6- Been reading Land's End: A Walk in Provincetown, by Michael Cunningham, author of The Hours. Fantastic book. I bought it after an interesting conversation with my roommate, which went something like this:

Sarah: . . . and when I was little my parents took us a couple of times to Provincetown on the Harbor Cruise.

Liza: Your parents took you to Provincetown?

Sarah: Yeah.

Liza: Your parents?

Sarah: Yeah, what's so strange about it?

Liza: It's just that Provincetown in a gay nightclub scene. A party town.

Sarah: No, it's not. It's a family magnet with kitchy tourist shops and ice cream.

Liza: No . . . it's a gay party scene.
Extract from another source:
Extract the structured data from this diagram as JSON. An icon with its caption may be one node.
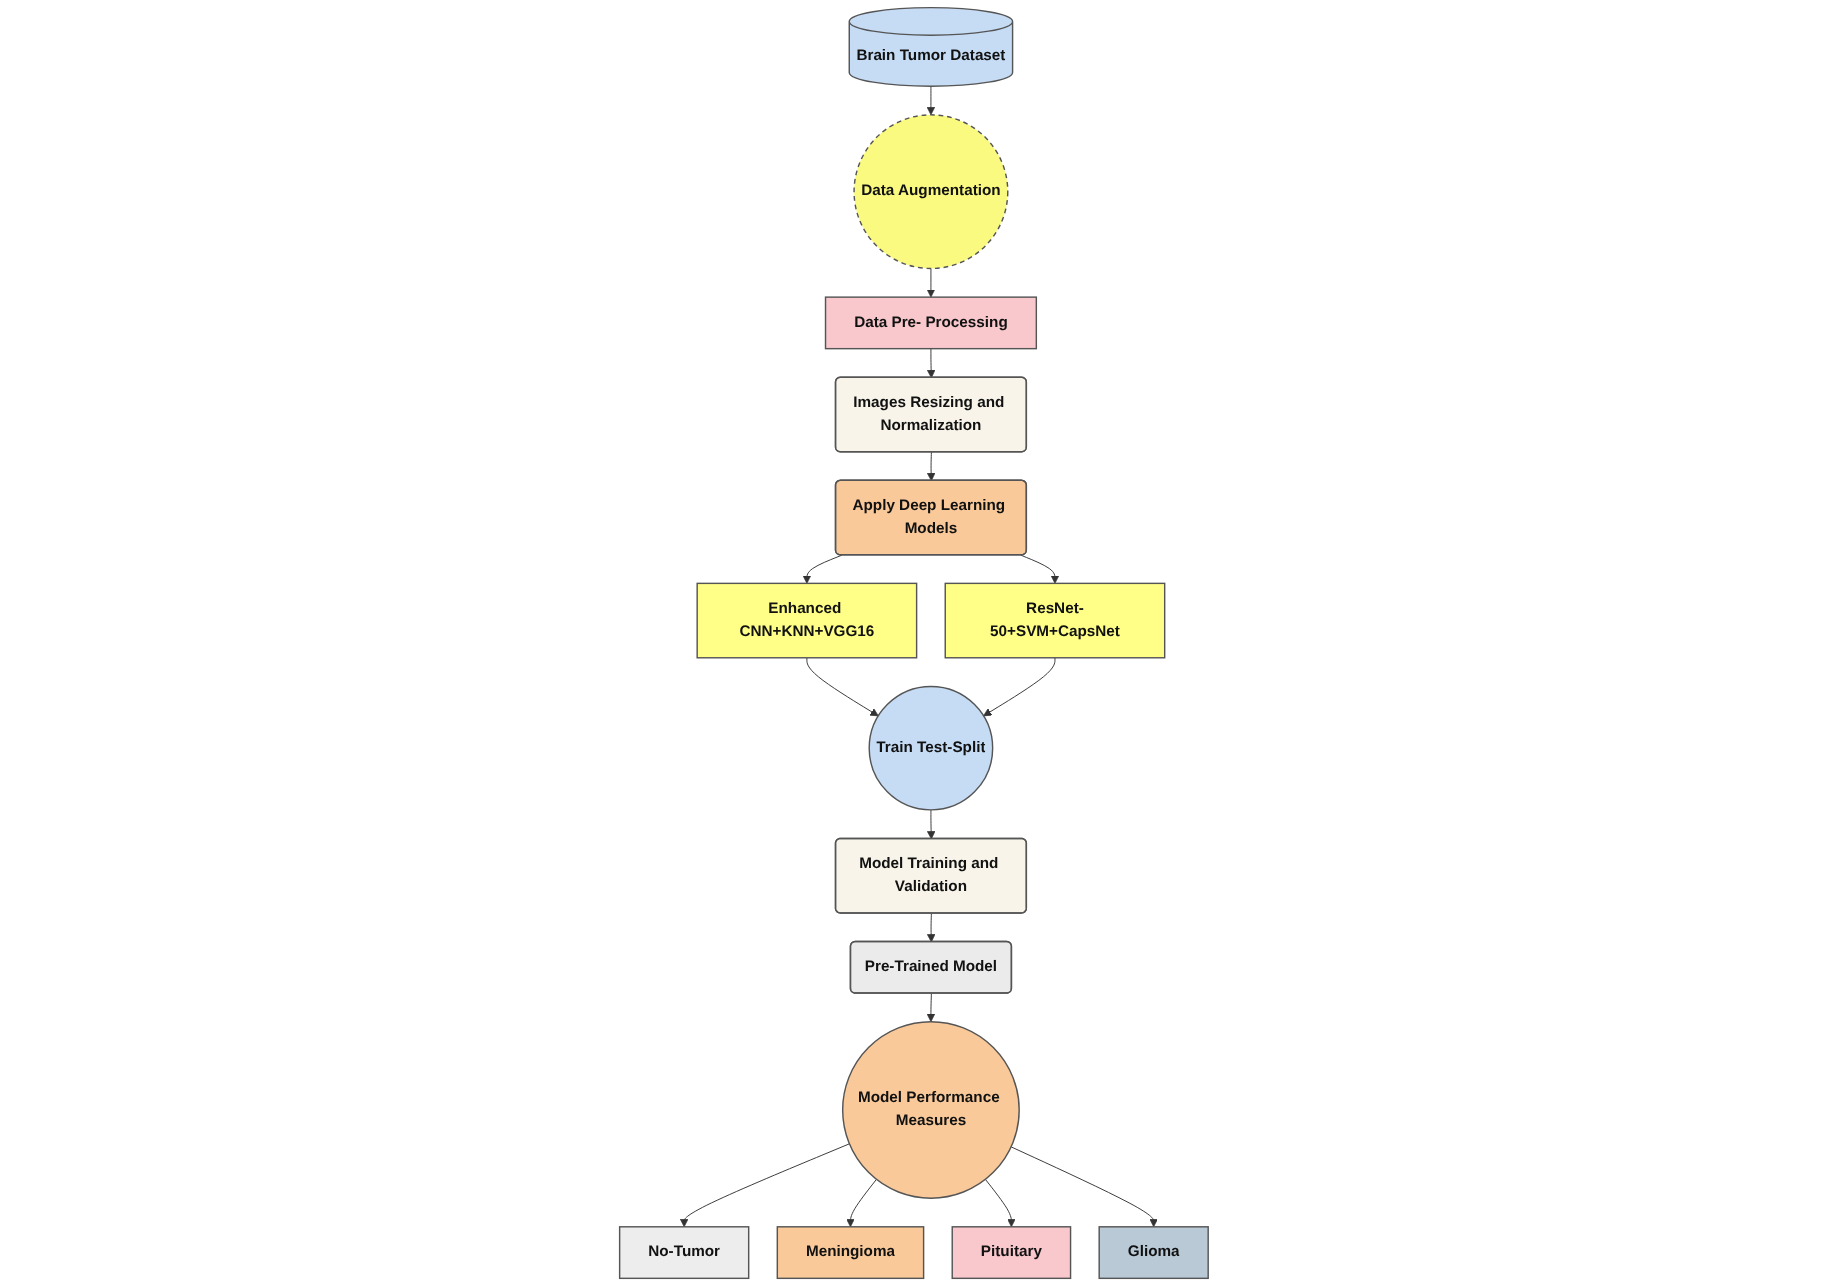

I've been there with friends.

Sarah: I'm telling you, we walked around in the summer air and bought chachkas and ate ice cream, and there were plenty of other families with kids so it definitely wasn't just us.

Liza: Wait a second. You were there during the day?

And this is how we discovered that I, having been to Provincetown only during daylight hours, had seen a completely different town from Liza, who had been there only at night.